This blog was written by Clara Heuberger, a PhD student at Imperial College London, who received funding to attend the Manchester Biannual Meeting from the UKCCSRC ECR Meeting Fund
The closing panel discussion at the biannual UKCCSRC meeting was maybe the most bold and open-minded discussion on the various aspects of CCS development and deployment I have attended so far. The panelists discussion Jon Gibbins, Kevin Anderson, Philip Curry, Eric Ling, and Will Lochhead ranged from topics such as cross-chain and storage risk to life cycle costs, the government’s role to public engagement. Eric Ling from the Committee on Climate Change (CCC) says in order to ease the transition to a low-carbon energy system we need to make use of electricity interconnectors, energy storage technologies, as well as an increased flexibility provided by power plants operating within the energy system. This is the role CCS which will become particularly valuable.
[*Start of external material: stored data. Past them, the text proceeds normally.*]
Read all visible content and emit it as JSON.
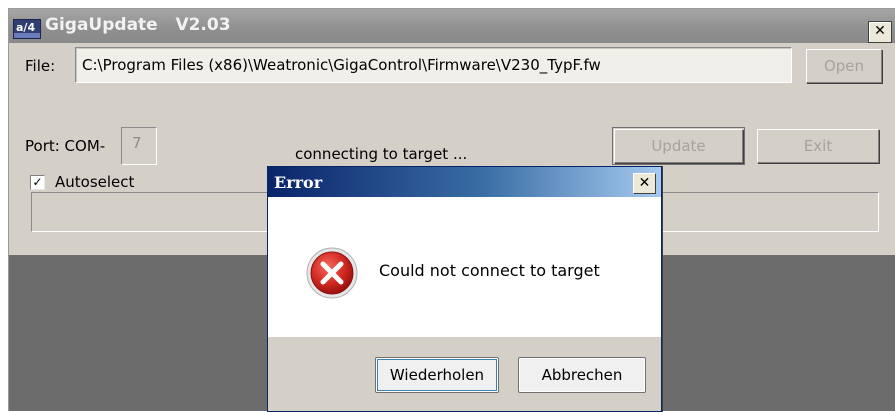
{
  "window": {
    "title": "GigaUpdate   V2.03",
    "close_glyph": "✕",
    "app_icon_glyph": "a/4"
  },
  "form": {
    "file_label": "File:",
    "file_path": "C:\\Program Files (x86)\\Weatronic\\GigaControl\\Firmware\\V230_TypF.fw",
    "open_label": "Open",
    "port_label": "Port: COM-",
    "com_port": "7",
    "status": "connecting to target ...",
    "update_label": "Update",
    "exit_label": "Exit",
    "autoselect_label": "Autoselect",
    "autoselect_checked": true,
    "check_glyph": "✓"
  },
  "dialog": {
    "title": "Error",
    "close_glyph": "✕",
    "message": "Could not connect to target",
    "retry_label": "Wiederholen",
    "cancel_label": "Abbrechen"
  },
  "colors": {
    "dialog_title_start": "#0a246a",
    "dialog_title_end": "#a6caf0",
    "error_icon": "#c4211f",
    "window_bg": "#d4d0c8"
  },
  "icons": {
    "error": "error-circle-x-icon",
    "app": "gigaupdate-app-icon",
    "checkbox": "check-icon"
  }
}
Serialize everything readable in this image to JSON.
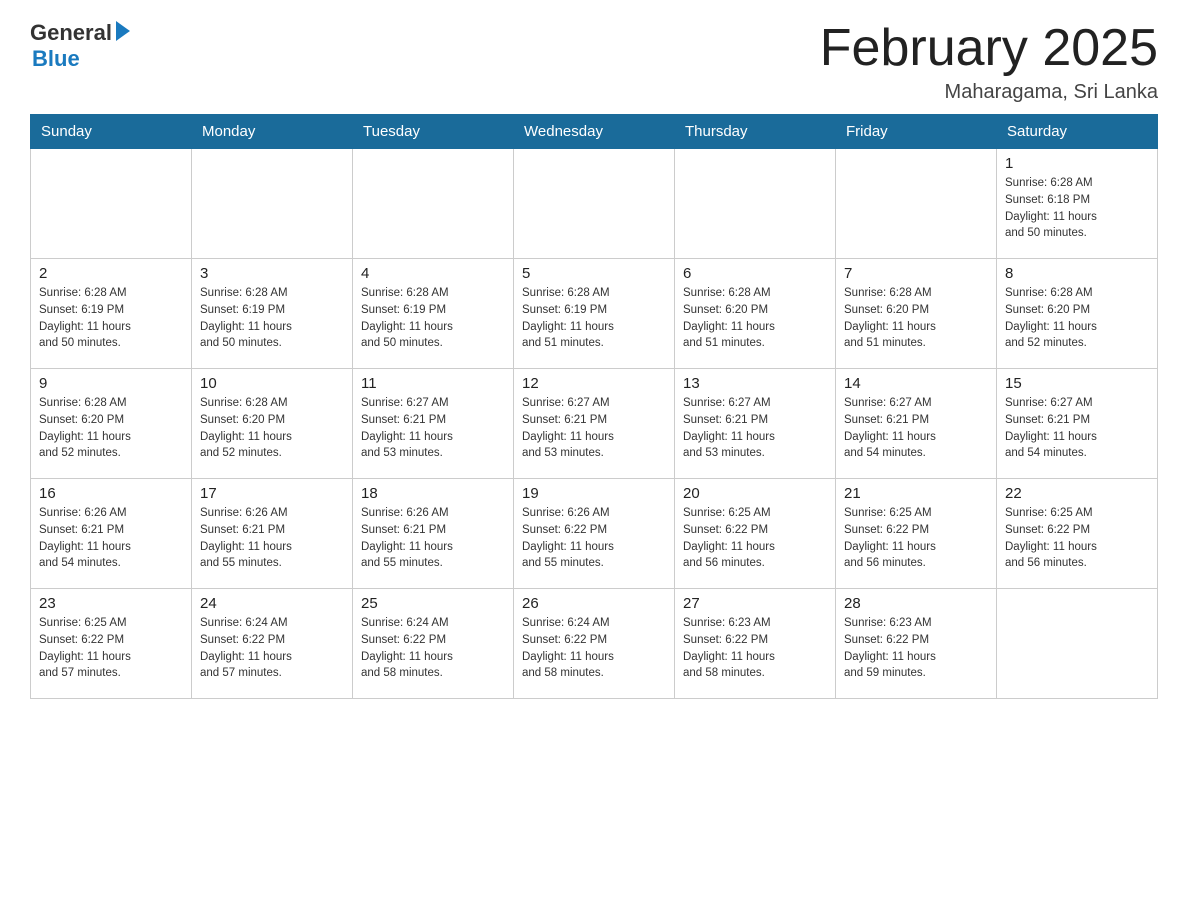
{
  "header": {
    "logo_general": "General",
    "logo_blue": "Blue",
    "month_title": "February 2025",
    "location": "Maharagama, Sri Lanka"
  },
  "days_of_week": [
    "Sunday",
    "Monday",
    "Tuesday",
    "Wednesday",
    "Thursday",
    "Friday",
    "Saturday"
  ],
  "weeks": [
    [
      {
        "day": "",
        "info": ""
      },
      {
        "day": "",
        "info": ""
      },
      {
        "day": "",
        "info": ""
      },
      {
        "day": "",
        "info": ""
      },
      {
        "day": "",
        "info": ""
      },
      {
        "day": "",
        "info": ""
      },
      {
        "day": "1",
        "info": "Sunrise: 6:28 AM\nSunset: 6:18 PM\nDaylight: 11 hours\nand 50 minutes."
      }
    ],
    [
      {
        "day": "2",
        "info": "Sunrise: 6:28 AM\nSunset: 6:19 PM\nDaylight: 11 hours\nand 50 minutes."
      },
      {
        "day": "3",
        "info": "Sunrise: 6:28 AM\nSunset: 6:19 PM\nDaylight: 11 hours\nand 50 minutes."
      },
      {
        "day": "4",
        "info": "Sunrise: 6:28 AM\nSunset: 6:19 PM\nDaylight: 11 hours\nand 50 minutes."
      },
      {
        "day": "5",
        "info": "Sunrise: 6:28 AM\nSunset: 6:19 PM\nDaylight: 11 hours\nand 51 minutes."
      },
      {
        "day": "6",
        "info": "Sunrise: 6:28 AM\nSunset: 6:20 PM\nDaylight: 11 hours\nand 51 minutes."
      },
      {
        "day": "7",
        "info": "Sunrise: 6:28 AM\nSunset: 6:20 PM\nDaylight: 11 hours\nand 51 minutes."
      },
      {
        "day": "8",
        "info": "Sunrise: 6:28 AM\nSunset: 6:20 PM\nDaylight: 11 hours\nand 52 minutes."
      }
    ],
    [
      {
        "day": "9",
        "info": "Sunrise: 6:28 AM\nSunset: 6:20 PM\nDaylight: 11 hours\nand 52 minutes."
      },
      {
        "day": "10",
        "info": "Sunrise: 6:28 AM\nSunset: 6:20 PM\nDaylight: 11 hours\nand 52 minutes."
      },
      {
        "day": "11",
        "info": "Sunrise: 6:27 AM\nSunset: 6:21 PM\nDaylight: 11 hours\nand 53 minutes."
      },
      {
        "day": "12",
        "info": "Sunrise: 6:27 AM\nSunset: 6:21 PM\nDaylight: 11 hours\nand 53 minutes."
      },
      {
        "day": "13",
        "info": "Sunrise: 6:27 AM\nSunset: 6:21 PM\nDaylight: 11 hours\nand 53 minutes."
      },
      {
        "day": "14",
        "info": "Sunrise: 6:27 AM\nSunset: 6:21 PM\nDaylight: 11 hours\nand 54 minutes."
      },
      {
        "day": "15",
        "info": "Sunrise: 6:27 AM\nSunset: 6:21 PM\nDaylight: 11 hours\nand 54 minutes."
      }
    ],
    [
      {
        "day": "16",
        "info": "Sunrise: 6:26 AM\nSunset: 6:21 PM\nDaylight: 11 hours\nand 54 minutes."
      },
      {
        "day": "17",
        "info": "Sunrise: 6:26 AM\nSunset: 6:21 PM\nDaylight: 11 hours\nand 55 minutes."
      },
      {
        "day": "18",
        "info": "Sunrise: 6:26 AM\nSunset: 6:21 PM\nDaylight: 11 hours\nand 55 minutes."
      },
      {
        "day": "19",
        "info": "Sunrise: 6:26 AM\nSunset: 6:22 PM\nDaylight: 11 hours\nand 55 minutes."
      },
      {
        "day": "20",
        "info": "Sunrise: 6:25 AM\nSunset: 6:22 PM\nDaylight: 11 hours\nand 56 minutes."
      },
      {
        "day": "21",
        "info": "Sunrise: 6:25 AM\nSunset: 6:22 PM\nDaylight: 11 hours\nand 56 minutes."
      },
      {
        "day": "22",
        "info": "Sunrise: 6:25 AM\nSunset: 6:22 PM\nDaylight: 11 hours\nand 56 minutes."
      }
    ],
    [
      {
        "day": "23",
        "info": "Sunrise: 6:25 AM\nSunset: 6:22 PM\nDaylight: 11 hours\nand 57 minutes."
      },
      {
        "day": "24",
        "info": "Sunrise: 6:24 AM\nSunset: 6:22 PM\nDaylight: 11 hours\nand 57 minutes."
      },
      {
        "day": "25",
        "info": "Sunrise: 6:24 AM\nSunset: 6:22 PM\nDaylight: 11 hours\nand 58 minutes."
      },
      {
        "day": "26",
        "info": "Sunrise: 6:24 AM\nSunset: 6:22 PM\nDaylight: 11 hours\nand 58 minutes."
      },
      {
        "day": "27",
        "info": "Sunrise: 6:23 AM\nSunset: 6:22 PM\nDaylight: 11 hours\nand 58 minutes."
      },
      {
        "day": "28",
        "info": "Sunrise: 6:23 AM\nSunset: 6:22 PM\nDaylight: 11 hours\nand 59 minutes."
      },
      {
        "day": "",
        "info": ""
      }
    ]
  ]
}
Unfortunately, there still seems to be some misperception and a rather antiquated 20th century perspective on the energy system and the position of power plants as base-load or peaking units present among some panelists. Kevin Anderson, however, makes the point that CCS power plants are not an approach to substitute and decarbonise typical base-load power generation. “The future is not the past”. he says. It becomes clear, we have to look forward and understand and value the additional features CCS power generation as a firm, flexible, and low-carbon technology can add to the energy system.
The audience and most panelists seem to agree that governments so far appeared to ultimately not be willing to take real action in order to mitigate climate change. The environmental drivers, devastating enough, might not lay within the politicians time horizon. Can we afford to wait any longer? Voices from the audience suggest: At least one of the lesson learned from our past experience should be: It might be a good idea not to cancel fully planned and engineered CCS projects at the last moment.